A bee-loud glade
Over the last year a magical garden full of bees has grown up around for our little cottage.
It’s been the most wonderful and rewarding voyage of learning and discovery. As complete garden novices, we’ve been in the safe and expert hands of master plantsman Marc O’Neill. He has a great eye for colour and texture, backed up by an encyclopedic knowledge of plants, soil, aspect, seasons and the broader environmental and ecological context.
Before we started on the project, we commissioned a beautiful woven hazel fence from an underwoodsman who grows and coppices the timber just down the road in nearby Kent. I love the way things have grown up and through the fence, spilling out onto the London pavement.
You can read more about the process of weaving the fence here.
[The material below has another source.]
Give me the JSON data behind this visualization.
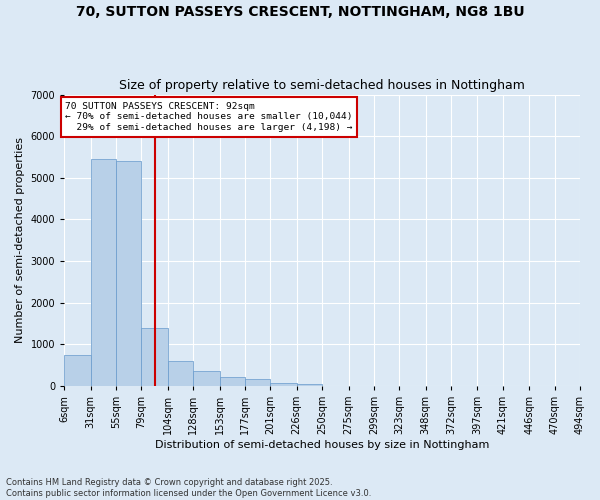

The photos above were taken in the early summer, when the garden is full of flowers. The mix includes lots of native species like the ox eye daisies on the right, and on a sunny day it is humming with bees and other insects.
I love the feel of the garden in the golden hour, at the end of a long hot summer’s day. Perhaps most rewarding of all though, it how magical it feels mid-winter. On the right below, you see it in mid December at about 4 in the afternoon.
These below were taken just this morning. You can see how everything is about to burst open with colour.
Here below is the garden in a beautiful new book on Colour in the Garden by Lucy Bellamy with lovely photography by Jason Ingram. It’s just published this month, exactly a year after we started on the whole project. I still can’t believe what a transformation it has been - proper magic.